What do you think of David Cameron or Jeremy Corbyn? Do you
like or trust them? Have you met them? Do you know them well enough to have any
view at all?
For the vast majority of voters, these two guys are virtually
strangers, the nuances of their respective characters closed books, their
suitability for an evening in the pub unknown. Although Corby is teetotal which
isn’t a good start for a convivial evening. Yet even comparatively apolitical
people form character views of both men. Are those views worth anything?
No - not much.
We cannot have a worthwhile opinion on the character of a
stranger even if we see them regularly on TV or online. Not even if we have met
them briefly in some kind of controlled context. All we usually have is reported public behaviour. For politicians that means we put
them in their political context and judge their behaviour accordingly but not necessarily accurately.
Unfortunately the public domain is managed, manipulated,
edited, falsified by friend and foe alike. Like football it is a game with three
points for a win, one for a draw and no points for a loss. Perhaps a narrative
emerges, but it is the winner’s narrative and we have to accept that winners
are not always worthy winners. They and their minders call in favours, twist
arms and create distractions.
This is the problem. There is no point guessing at
information which simply isn’t there, guessing that it has been successfully
suppressed. It isn’t enough. Instinct, allegiance and suspicion aren’t enough,
not if we value our own integrity. Too often the guilty get away with it
because that is the nature of the game – winners win and losers lose.
In these cases it isn’t easy to accept the role of loser, to
accept that many public people successfully hide their failings and failures
from the public domain. Guesswork, instinct and allegiances cannot bridge the
gap, cannot expose what has been successfully hidden or spirited away. A game
lost is a lost game.
We cannot know public people in a personal sense, their
foibles, strengths, weaknesses and tendency to be conventional, adaptable, imaginative or whatever. We cannot know
them beyond their public behaviour and we cannot substitute gossip for what we do not observe. Obvious enough, but not so obvious when it comes to stories of sexual
deviancy we hear so much about these days. Here we depart from David Cameron
and Jeremy Corbyn who as far as we know live blameless personal lives.

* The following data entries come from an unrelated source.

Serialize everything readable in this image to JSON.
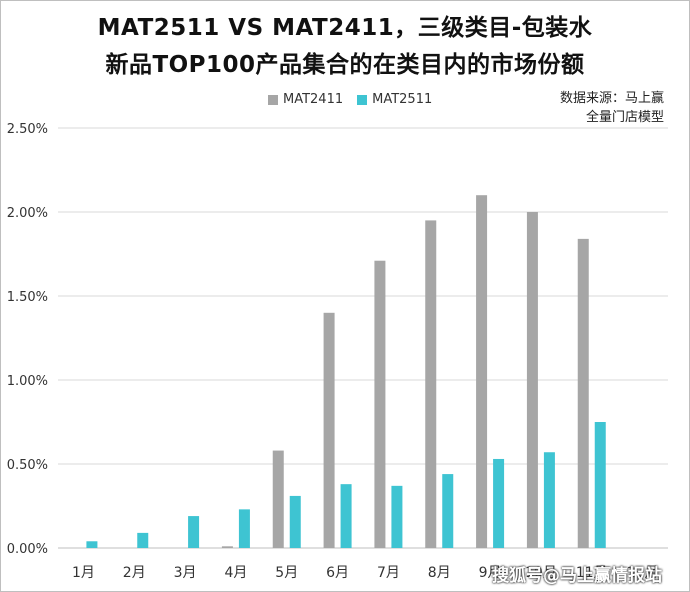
{
  "title_line1": "MAT2511 VS MAT2411，三级类目-包装水",
  "title_line2": "新品TOP100产品集合的在类目内的市场份额",
  "source_line1": "数据来源：马上赢",
  "source_line2": "全量门店模型",
  "watermark": "搜狐号@马上赢情报站",
  "colors": {
    "mat2411": "#a6a6a6",
    "mat2511": "#3ec4d2",
    "grid": "#d9d9d9",
    "axis": "#bfbfbf"
  },
  "chart_data": {
    "type": "bar",
    "categories": [
      "1月",
      "2月",
      "3月",
      "4月",
      "5月",
      "6月",
      "7月",
      "8月",
      "9月",
      "10月",
      "11月",
      "12月"
    ],
    "series": [
      {
        "name": "MAT2411",
        "values": [
          0,
          0,
          0,
          0.0001,
          0.0058,
          0.014,
          0.0171,
          0.0195,
          0.021,
          0.02,
          0.0184,
          0
        ]
      },
      {
        "name": "MAT2511",
        "values": [
          0.0004,
          0.0009,
          0.0019,
          0.0023,
          0.0031,
          0.0038,
          0.0037,
          0.0044,
          0.0053,
          0.0057,
          0.0075,
          0
        ]
      }
    ],
    "ylim": [
      0,
      0.025
    ],
    "yticks": [
      "0.00%",
      "0.50%",
      "1.00%",
      "1.50%",
      "2.00%",
      "2.50%"
    ],
    "grid": true,
    "legend": "top-center"
  }
}
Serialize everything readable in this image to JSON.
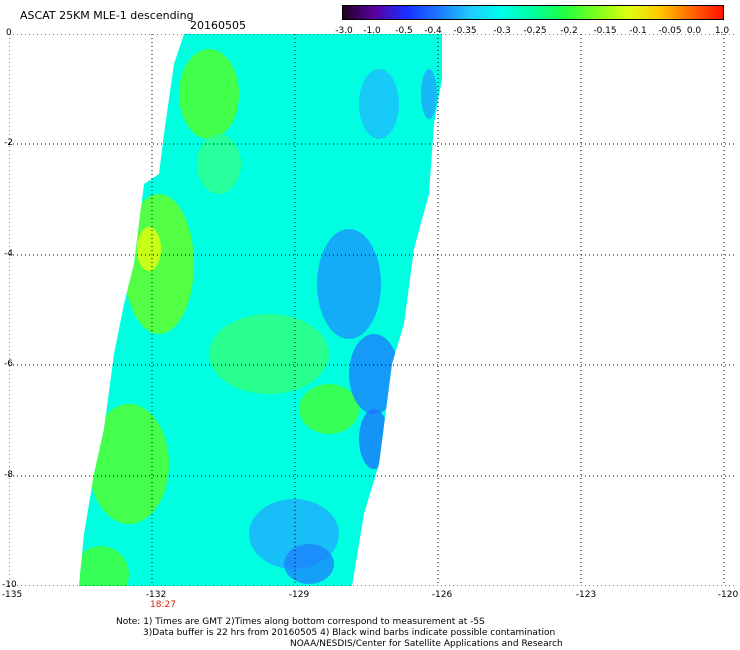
{
  "header": {
    "title": "ASCAT 25KM MLE-1 descending",
    "date": "20160505"
  },
  "colorbar": {
    "labels": [
      "-3.0",
      "-1.0",
      "-0.5",
      "-0.4",
      "-0.35",
      "-0.3",
      "-0.25",
      "-0.2",
      "-0.15",
      "-0.1",
      "-0.05",
      "0.0",
      "1.0"
    ],
    "colors": [
      "#200020",
      "#5a00a0",
      "#1830ff",
      "#1c78ff",
      "#20c8ff",
      "#00ffe8",
      "#00ffa0",
      "#20ff40",
      "#7cff20",
      "#ddff10",
      "#ffc800",
      "#ff6800",
      "#ff1000"
    ]
  },
  "map": {
    "y_ticks": [
      "0",
      "-2",
      "-4",
      "-6",
      "-8",
      "-10"
    ],
    "x_ticks": [
      "-135",
      "-132",
      "-129",
      "-126",
      "-123",
      "-120"
    ],
    "time_label": "18:27",
    "lon_range": [
      -135,
      -120
    ],
    "lat_range": [
      -10,
      0
    ]
  },
  "notes": {
    "line1": "Note: 1) Times are GMT 2)Times along bottom correspond to measurement at -5S",
    "line2": "3)Data buffer is 22 hrs from 20160505 4) Black wind barbs indicate possible contamination",
    "line3": "NOAA/NESDIS/Center for Satellite Applications and Research"
  }
}
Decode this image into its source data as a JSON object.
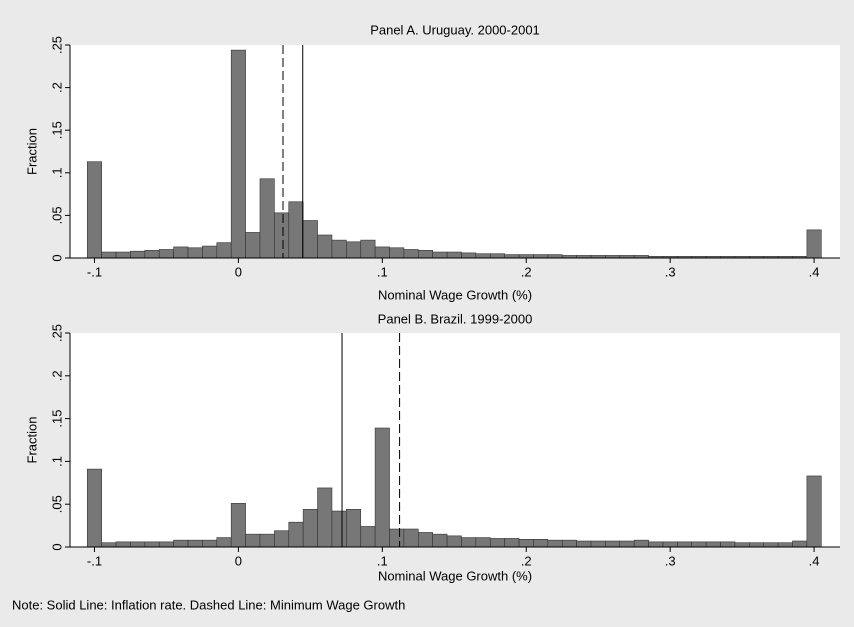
{
  "chart_data": [
    {
      "type": "histogram",
      "title": "Panel A. Uruguay. 2000-2001",
      "x_label": "Nominal Wage Growth (%)",
      "y_label": "Fraction",
      "color": "#777777",
      "bins": [
        -0.105,
        -0.095,
        -0.085,
        -0.075,
        -0.065,
        -0.055,
        -0.045,
        -0.035,
        -0.025,
        -0.015,
        -0.005,
        0.005,
        0.015,
        0.025,
        0.035,
        0.045,
        0.055,
        0.065,
        0.075,
        0.085,
        0.095,
        0.105,
        0.115,
        0.125,
        0.135,
        0.145,
        0.155,
        0.165,
        0.175,
        0.185,
        0.195,
        0.205,
        0.215,
        0.225,
        0.235,
        0.245,
        0.255,
        0.265,
        0.275,
        0.285,
        0.295,
        0.305,
        0.315,
        0.325,
        0.335,
        0.345,
        0.355,
        0.365,
        0.375,
        0.385,
        0.395,
        0.405
      ],
      "values": [
        0.113,
        0.007,
        0.007,
        0.008,
        0.009,
        0.01,
        0.013,
        0.012,
        0.014,
        0.018,
        0.244,
        0.03,
        0.093,
        0.053,
        0.066,
        0.044,
        0.027,
        0.021,
        0.019,
        0.021,
        0.013,
        0.012,
        0.01,
        0.009,
        0.007,
        0.007,
        0.006,
        0.005,
        0.005,
        0.004,
        0.004,
        0.004,
        0.004,
        0.003,
        0.003,
        0.003,
        0.003,
        0.003,
        0.003,
        0.002,
        0.002,
        0.002,
        0.002,
        0.002,
        0.002,
        0.002,
        0.002,
        0.002,
        0.002,
        0.002,
        0.033
      ],
      "vlines": [
        {
          "value": 0.031,
          "style": "dashed"
        },
        {
          "value": 0.0447,
          "style": "solid"
        }
      ],
      "xlim": [
        -0.117,
        0.418
      ],
      "ylim": [
        0,
        0.25
      ],
      "xticks": [
        {
          "value": -0.1,
          "label": "-.1"
        },
        0,
        {
          "value": 0.1,
          "label": ".1"
        },
        {
          "value": 0.2,
          "label": ".2"
        },
        {
          "value": 0.3,
          "label": ".3"
        },
        {
          "value": 0.4,
          "label": ".4"
        }
      ],
      "yticks": [
        0,
        {
          "value": 0.05,
          "label": ".05"
        },
        {
          "value": 0.1,
          "label": ".1"
        },
        {
          "value": 0.15,
          "label": ".15"
        },
        {
          "value": 0.2,
          "label": ".2"
        },
        {
          "value": 0.25,
          "label": ".25"
        }
      ]
    },
    {
      "type": "histogram",
      "title": "Panel B. Brazil. 1999-2000",
      "x_label": "Nominal Wage Growth (%)",
      "y_label": "Fraction",
      "color": "#777777",
      "bins": [
        -0.105,
        -0.095,
        -0.085,
        -0.075,
        -0.065,
        -0.055,
        -0.045,
        -0.035,
        -0.025,
        -0.015,
        -0.005,
        0.005,
        0.015,
        0.025,
        0.035,
        0.045,
        0.055,
        0.065,
        0.075,
        0.085,
        0.095,
        0.105,
        0.115,
        0.125,
        0.135,
        0.145,
        0.155,
        0.165,
        0.175,
        0.185,
        0.195,
        0.205,
        0.215,
        0.225,
        0.235,
        0.245,
        0.255,
        0.265,
        0.275,
        0.285,
        0.295,
        0.305,
        0.315,
        0.325,
        0.335,
        0.345,
        0.355,
        0.365,
        0.375,
        0.385,
        0.395,
        0.405
      ],
      "values": [
        0.091,
        0.005,
        0.006,
        0.006,
        0.006,
        0.006,
        0.008,
        0.008,
        0.008,
        0.011,
        0.051,
        0.015,
        0.015,
        0.019,
        0.029,
        0.044,
        0.069,
        0.042,
        0.044,
        0.024,
        0.139,
        0.021,
        0.021,
        0.017,
        0.015,
        0.013,
        0.011,
        0.011,
        0.01,
        0.01,
        0.009,
        0.009,
        0.008,
        0.008,
        0.007,
        0.007,
        0.007,
        0.007,
        0.008,
        0.006,
        0.006,
        0.006,
        0.006,
        0.006,
        0.006,
        0.005,
        0.005,
        0.005,
        0.005,
        0.007,
        0.083
      ],
      "vlines": [
        {
          "value": 0.072,
          "style": "solid"
        },
        {
          "value": 0.112,
          "style": "dashed"
        }
      ],
      "xlim": [
        -0.117,
        0.418
      ],
      "ylim": [
        0,
        0.25
      ],
      "xticks": [
        {
          "value": -0.1,
          "label": "-.1"
        },
        0,
        {
          "value": 0.1,
          "label": ".1"
        },
        {
          "value": 0.2,
          "label": ".2"
        },
        {
          "value": 0.3,
          "label": ".3"
        },
        {
          "value": 0.4,
          "label": ".4"
        }
      ],
      "yticks": [
        0,
        {
          "value": 0.05,
          "label": ".05"
        },
        {
          "value": 0.1,
          "label": ".1"
        },
        {
          "value": 0.15,
          "label": ".15"
        },
        {
          "value": 0.2,
          "label": ".2"
        },
        {
          "value": 0.25,
          "label": ".25"
        }
      ]
    }
  ],
  "note": "Note: Solid Line: Inflation rate. Dashed Line: Minimum Wage Growth"
}
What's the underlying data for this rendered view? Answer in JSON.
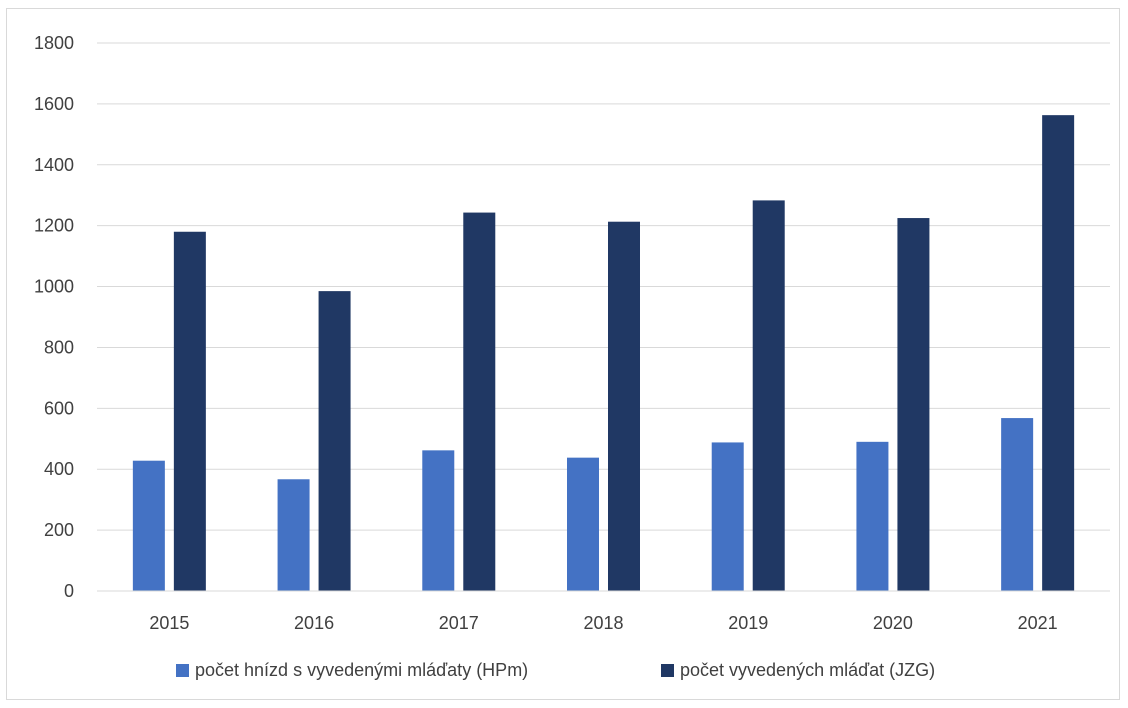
{
  "chart_data": {
    "type": "bar",
    "title": "",
    "xlabel": "",
    "ylabel": "",
    "categories": [
      "2015",
      "2016",
      "2017",
      "2018",
      "2019",
      "2020",
      "2021"
    ],
    "series": [
      {
        "name": "počet hnízd s vyvedenými mláďaty (HPm)",
        "color": "#4472C4",
        "values": [
          428,
          367,
          462,
          438,
          488,
          490,
          568
        ]
      },
      {
        "name": "počet vyvedených mláďat (JZG)",
        "color": "#203864",
        "values": [
          1180,
          985,
          1243,
          1213,
          1283,
          1225,
          1563
        ]
      }
    ],
    "ylim": [
      0,
      1800
    ],
    "yticks": [
      "0",
      "200",
      "400",
      "600",
      "800",
      "1000",
      "1200",
      "1400",
      "1600",
      "1800"
    ],
    "grid": true,
    "legend_position": "bottom"
  }
}
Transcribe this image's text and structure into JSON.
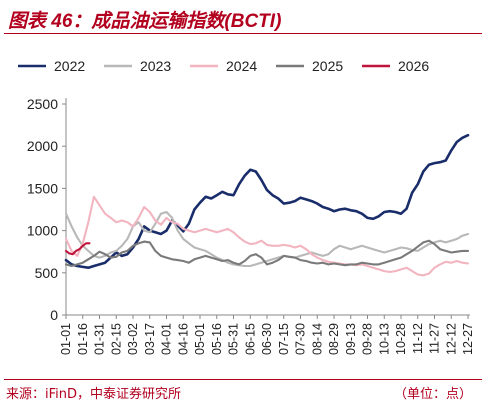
{
  "figure": {
    "title": "图表 46：成品油运输指数(BCTI)",
    "source": "来源：iFinD，中泰证券研究所",
    "unit": "（单位：点）"
  },
  "chart_data": {
    "type": "line",
    "title": "图表 46：成品油运输指数(BCTI)",
    "xlabel": "",
    "ylabel": "",
    "ylim": [
      0,
      2500
    ],
    "yticks": [
      0,
      500,
      1000,
      1500,
      2000,
      2500
    ],
    "x_tick_labels": [
      "01-01",
      "01-16",
      "01-31",
      "02-15",
      "03-02",
      "03-17",
      "04-01",
      "04-16",
      "05-01",
      "05-16",
      "05-31",
      "06-15",
      "06-30",
      "07-15",
      "07-30",
      "08-14",
      "08-29",
      "09-13",
      "09-28",
      "10-13",
      "10-28",
      "11-12",
      "11-27",
      "12-12",
      "12-27"
    ],
    "x_unit": "day of year (MM-DD)",
    "grid": false,
    "legend_position": "top",
    "series": [
      {
        "name": "2022",
        "color": "#1a2d6b",
        "x": [
          "01-01",
          "01-06",
          "01-11",
          "01-16",
          "01-21",
          "01-26",
          "01-31",
          "02-05",
          "02-10",
          "02-15",
          "02-20",
          "02-25",
          "03-02",
          "03-07",
          "03-12",
          "03-17",
          "03-22",
          "03-27",
          "04-01",
          "04-06",
          "04-11",
          "04-16",
          "04-21",
          "04-26",
          "05-01",
          "05-06",
          "05-11",
          "05-16",
          "05-21",
          "05-26",
          "05-31",
          "06-05",
          "06-10",
          "06-15",
          "06-20",
          "06-25",
          "06-30",
          "07-05",
          "07-10",
          "07-15",
          "07-20",
          "07-25",
          "07-30",
          "08-04",
          "08-09",
          "08-14",
          "08-19",
          "08-24",
          "08-29",
          "09-03",
          "09-08",
          "09-13",
          "09-18",
          "09-23",
          "09-28",
          "10-03",
          "10-08",
          "10-13",
          "10-18",
          "10-23",
          "10-28",
          "11-02",
          "11-07",
          "11-12",
          "11-17",
          "11-22",
          "11-27",
          "12-02",
          "12-07",
          "12-12",
          "12-17",
          "12-22",
          "12-27"
        ],
        "y": [
          650,
          600,
          580,
          570,
          560,
          580,
          600,
          620,
          680,
          740,
          700,
          720,
          800,
          900,
          1050,
          1000,
          980,
          960,
          1000,
          1120,
          1060,
          990,
          1080,
          1250,
          1330,
          1400,
          1380,
          1420,
          1460,
          1430,
          1420,
          1550,
          1650,
          1720,
          1700,
          1600,
          1480,
          1420,
          1380,
          1320,
          1330,
          1350,
          1390,
          1370,
          1350,
          1320,
          1280,
          1260,
          1230,
          1250,
          1260,
          1240,
          1230,
          1200,
          1150,
          1140,
          1170,
          1220,
          1230,
          1220,
          1200,
          1260,
          1450,
          1550,
          1700,
          1780,
          1800,
          1810,
          1830,
          1950,
          2050,
          2100,
          2130
        ]
      },
      {
        "name": "2023",
        "color": "#b8b8b8",
        "x": [
          "01-01",
          "01-06",
          "01-11",
          "01-16",
          "01-21",
          "01-26",
          "01-31",
          "02-05",
          "02-10",
          "02-15",
          "02-20",
          "02-25",
          "03-02",
          "03-07",
          "03-12",
          "03-17",
          "03-22",
          "03-27",
          "04-01",
          "04-06",
          "04-11",
          "04-16",
          "04-21",
          "04-26",
          "05-01",
          "05-06",
          "05-11",
          "05-16",
          "05-21",
          "05-26",
          "05-31",
          "06-05",
          "06-10",
          "06-15",
          "06-20",
          "06-25",
          "06-30",
          "07-05",
          "07-10",
          "07-15",
          "07-20",
          "07-25",
          "07-30",
          "08-04",
          "08-09",
          "08-14",
          "08-19",
          "08-24",
          "08-29",
          "09-03",
          "09-08",
          "09-13",
          "09-18",
          "09-23",
          "09-28",
          "10-03",
          "10-08",
          "10-13",
          "10-18",
          "10-23",
          "10-28",
          "11-02",
          "11-07",
          "11-12",
          "11-17",
          "11-22",
          "11-27",
          "12-02",
          "12-07",
          "12-12",
          "12-17",
          "12-22",
          "12-27"
        ],
        "y": [
          1200,
          1050,
          920,
          820,
          760,
          700,
          680,
          700,
          740,
          760,
          820,
          900,
          1050,
          1100,
          1000,
          980,
          1080,
          1200,
          1220,
          1150,
          1000,
          900,
          850,
          800,
          780,
          760,
          720,
          680,
          650,
          620,
          600,
          590,
          580,
          580,
          600,
          620,
          640,
          660,
          680,
          700,
          690,
          680,
          700,
          720,
          740,
          720,
          700,
          720,
          780,
          820,
          800,
          780,
          800,
          820,
          800,
          780,
          760,
          740,
          760,
          780,
          800,
          790,
          770,
          760,
          800,
          840,
          860,
          880,
          860,
          880,
          900,
          940,
          960
        ]
      },
      {
        "name": "2024",
        "color": "#f2b5c0",
        "x": [
          "01-01",
          "01-06",
          "01-11",
          "01-16",
          "01-21",
          "01-26",
          "01-31",
          "02-05",
          "02-10",
          "02-15",
          "02-20",
          "02-25",
          "03-02",
          "03-07",
          "03-12",
          "03-17",
          "03-22",
          "03-27",
          "04-01",
          "04-06",
          "04-11",
          "04-16",
          "04-21",
          "04-26",
          "05-01",
          "05-06",
          "05-11",
          "05-16",
          "05-21",
          "05-26",
          "05-31",
          "06-05",
          "06-10",
          "06-15",
          "06-20",
          "06-25",
          "06-30",
          "07-05",
          "07-10",
          "07-15",
          "07-20",
          "07-25",
          "07-30",
          "08-04",
          "08-09",
          "08-14",
          "08-19",
          "08-24",
          "08-29",
          "09-03",
          "09-08",
          "09-13",
          "09-18",
          "09-23",
          "09-28",
          "10-03",
          "10-08",
          "10-13",
          "10-18",
          "10-23",
          "10-28",
          "11-02",
          "11-07",
          "11-12",
          "11-17",
          "11-22",
          "11-27",
          "12-02",
          "12-07",
          "12-12",
          "12-17",
          "12-22",
          "12-27"
        ],
        "y": [
          900,
          760,
          700,
          850,
          1100,
          1400,
          1300,
          1200,
          1150,
          1100,
          1120,
          1100,
          1050,
          1150,
          1280,
          1220,
          1120,
          1070,
          1150,
          1100,
          1080,
          1020,
          1000,
          980,
          1000,
          1020,
          1000,
          980,
          1000,
          1020,
          980,
          920,
          870,
          840,
          850,
          880,
          830,
          820,
          820,
          830,
          820,
          800,
          820,
          780,
          720,
          680,
          650,
          630,
          620,
          610,
          600,
          600,
          590,
          600,
          580,
          560,
          540,
          520,
          510,
          520,
          540,
          560,
          520,
          480,
          470,
          490,
          560,
          600,
          630,
          620,
          640,
          620,
          610
        ]
      },
      {
        "name": "2025",
        "color": "#7a7a7a",
        "x": [
          "01-01",
          "01-06",
          "01-11",
          "01-16",
          "01-21",
          "01-26",
          "01-31",
          "02-05",
          "02-10",
          "02-15",
          "02-20",
          "02-25",
          "03-02",
          "03-07",
          "03-12",
          "03-17",
          "03-22",
          "03-27",
          "04-01",
          "04-06",
          "04-11",
          "04-16",
          "04-21",
          "04-26",
          "05-01",
          "05-06",
          "05-11",
          "05-16",
          "05-21",
          "05-26",
          "05-31",
          "06-05",
          "06-10",
          "06-15",
          "06-20",
          "06-25",
          "06-30",
          "07-05",
          "07-10",
          "07-15",
          "07-20",
          "07-25",
          "07-30",
          "08-04",
          "08-09",
          "08-14",
          "08-19",
          "08-24",
          "08-29",
          "09-03",
          "09-08",
          "09-13",
          "09-18",
          "09-23",
          "09-28",
          "10-03",
          "10-08",
          "10-13",
          "10-18",
          "10-23",
          "10-28",
          "11-02",
          "11-07",
          "11-12",
          "11-17",
          "11-22",
          "11-27",
          "12-02",
          "12-07",
          "12-12",
          "12-17",
          "12-22",
          "12-27"
        ],
        "y": [
          600,
          580,
          600,
          620,
          660,
          700,
          750,
          720,
          680,
          690,
          740,
          760,
          820,
          850,
          870,
          860,
          760,
          700,
          680,
          660,
          650,
          640,
          620,
          660,
          680,
          700,
          680,
          660,
          640,
          650,
          620,
          600,
          640,
          700,
          720,
          680,
          600,
          620,
          650,
          700,
          690,
          680,
          650,
          640,
          620,
          610,
          620,
          600,
          610,
          600,
          590,
          600,
          600,
          620,
          610,
          600,
          600,
          620,
          640,
          660,
          680,
          720,
          760,
          810,
          860,
          880,
          840,
          780,
          760,
          740,
          750,
          760,
          760
        ]
      },
      {
        "name": "2026",
        "color": "#c0143c",
        "x": [
          "01-01",
          "01-04",
          "01-07",
          "01-10",
          "01-13",
          "01-16",
          "01-19",
          "01-22"
        ],
        "y": [
          760,
          730,
          720,
          760,
          780,
          820,
          850,
          850
        ]
      }
    ]
  }
}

Our culture expends much time and vast amounts of money
creating a false sense of familiarity between celebrities and their public,
including major politicians. We are excessively familiar with gossip about people
in the public domain. Millions go along with the stories, fantasies and
fabrications as if they actually know the people concerned. Many soap opera
fans behave as if the characters are real, many football fans seem to think they
know football stars personally.
There is only reliably reported or observed behaviour and
evidence admitted in court. Apart from that, people in the public domain are virtually
strangers and best viewed as such. Strange strangers perhaps, but still
strangers.
7 comments:
There are knowing the men themselves. But what idea you might have might well depend on life experience etc. Those who have met a great many people across the age groups, class, function etc might be able to come to a view from all the clues that might be near the mark. Those with limited may not. And then there is instinct, that something which tells you, but may not be reliable. Also, they are politicians and the way politics is for someone to be prominent tells you something about how they operate. Personally, Cameron is someone I would not buy insurance from. Corbyn is a person I would not sell it to.
Demetrius - even people who have only touched the fringes of political life may have an advantage here, but sometimes they too seem absurdly partisan. May be an act of course, but public life seems to encourage that.
My impression is that even those at the centre are not as clued up as they seem to be.
"stories of sexual deviancy we hear so much about these days. Here we depart from David Cameron and Jeremy Corbyn who as far as we know live blameless personal lives."
This is damning Corbyn with faint praise. He used to enjoy the favours of Diane Abbott, which means he is a person of exceptional courage and fortitude. Compared to what he's experienced, active military service pales into insignificance.
Sam - a man of some penetration but I'm sure he was able to justify every move.
I fear voting is the triumph of hope over experience. There seems to be no plan or direction, each being like a sea captain who cannot decide which chart to use or even which way up it should be. All that is left is the wind and waves of events. Seems an expensive and uncertain way to travel.
I agree with your overall view on public figures, generally they convey an image that is for public consumption for that is the way it is, occasionaly one can get a bit closer - behind the veil - so to speak.
A personal example is a well known politician who comes across, in his case rightly, as someone you would not trust leading your granny across the road or anyone else for that matter, he interfered "allegedly" with my neighbours business over a foreign contract and had the Essex police descend on his offices looking for something to nail him for, they failed and the officer in charge did not name him but gave it away when he revealed his government position and where the prompt to investigate had come from
This MP who had a "position" at the time was using it to "muddy the waters" over the awarding of the contract for a friend of his who had also bid and failed.
All allegedly of course.
Roger - yes, global currents seem to be much more powerful than the people we elect to steer the ship. Sailing the wrong seas doesn't help.
Wiggia - sounds like so many Private Eye stories. Bent people are naturally attracted to positions of power and influence yet we seem to be too weak to nail the problem.